Holding it back because it is unexpected and you want to do additional tests to see if it was an error or correct is completely normal.
Say that you got an unexpected "point" on the graph of your data and you want to make additional measurements for that particular point and that the new data seems to fit better the apparent curve... How do you really know that your 2nd measurement was indeed better? Just by the aesthetic of the data when plotted? That's basically what the physicist did.
The little I know about statistics tells me that taking more measurements because the result of the original one doesn't match what I expected is bad and skew the result (
http://www.evanmiller.org/how-not-to-run-an-ab-test.html). I am not sure this is applyable in the case of a physics experiment hence my question here.
ZapperZ said:
Have you ASKED him why he used certain set of data and not others? That could have easily answered what you are asking here.
And no, as an experimentalist, I do not "thrash" out ANY data, even faulty ones, and even ones I do not use for some reason. That is a no-no. All data are kept and archived.
Zz.
Yes. And that happened in two very different cases:
1)There's a device that automatically register data every x seconds. You start the experiment and start the machine that makes the measurements. The system needs say 20 minutes to reach a temporary stability that last for say around 10 minutes. In the end you have data from t=0 to t=40 minutes. You plot the data and with your eyes you determine that the graph looks "linear" or "beautiful" or whatever criteria you assign and you decide to trash all the data but the one from t=22 min to t=29 min based on eyeballing the data.
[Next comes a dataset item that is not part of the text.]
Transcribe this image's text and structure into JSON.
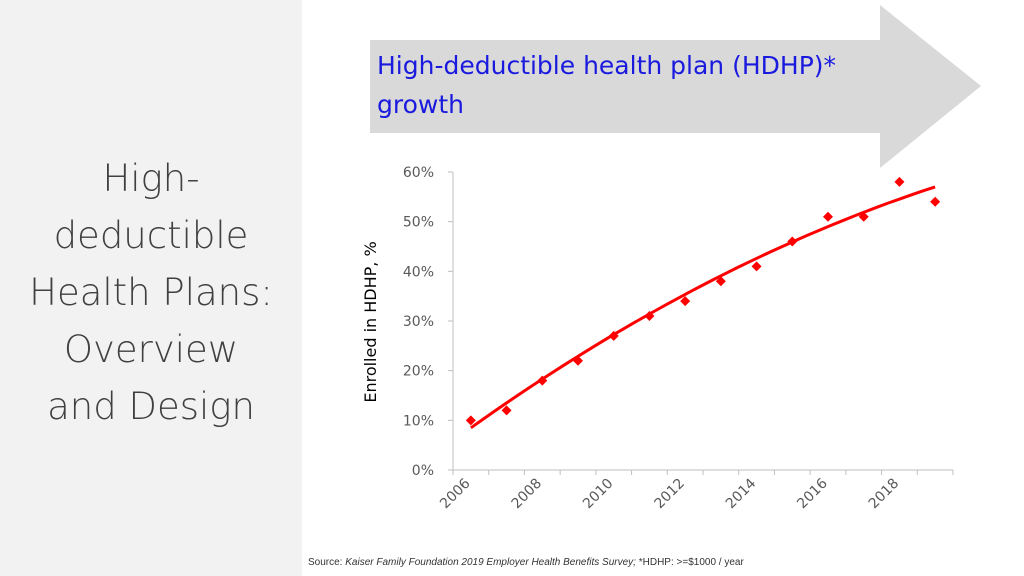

Is that a correct behavior? Shouldn't he at least make a linear regression and set a threshold for the residuals, for all ranges of points? For example make a linear regression for the data from t=19min to t=28 min and caclulate the residuals. Do the same for t=20 to t=28 min, etc. and pick the one with least residuals? Of course these calculations would be automated by a program. Wouldn't that be much better than eyeballing the data?
2)The experiment is so noisy that measuring twice in a row under the same conditions give very different results. Hence some averages are made. In the end the plotted data is supposed not to have an enormous error bar, at least the ones that get published in serious journals. Now when a "point" on the graph looks way above or under the "trend of the expected curve", the physicist trashes the data in the sense that he'd rather not publish that point into a journal. Of course he will reproduce the experiment (and not trash the ugly looking data... it's just that it will never publish it) until he gets a point that fits well into his graph. He can repeat the experiment many times until that happens. So in the end he will publish the most beautiful data he measured in the laboratory but under the rock he hides a pack of discarted data. And if he never gets to measure a beautiful data for that ugly point, he will simply rather discard the point than introducing the ugly one.
Edit: It's in this way that I meant "trash", i.e. not publish that ugly looking data. Of course the data is not trashed from the computer or sheet of paper.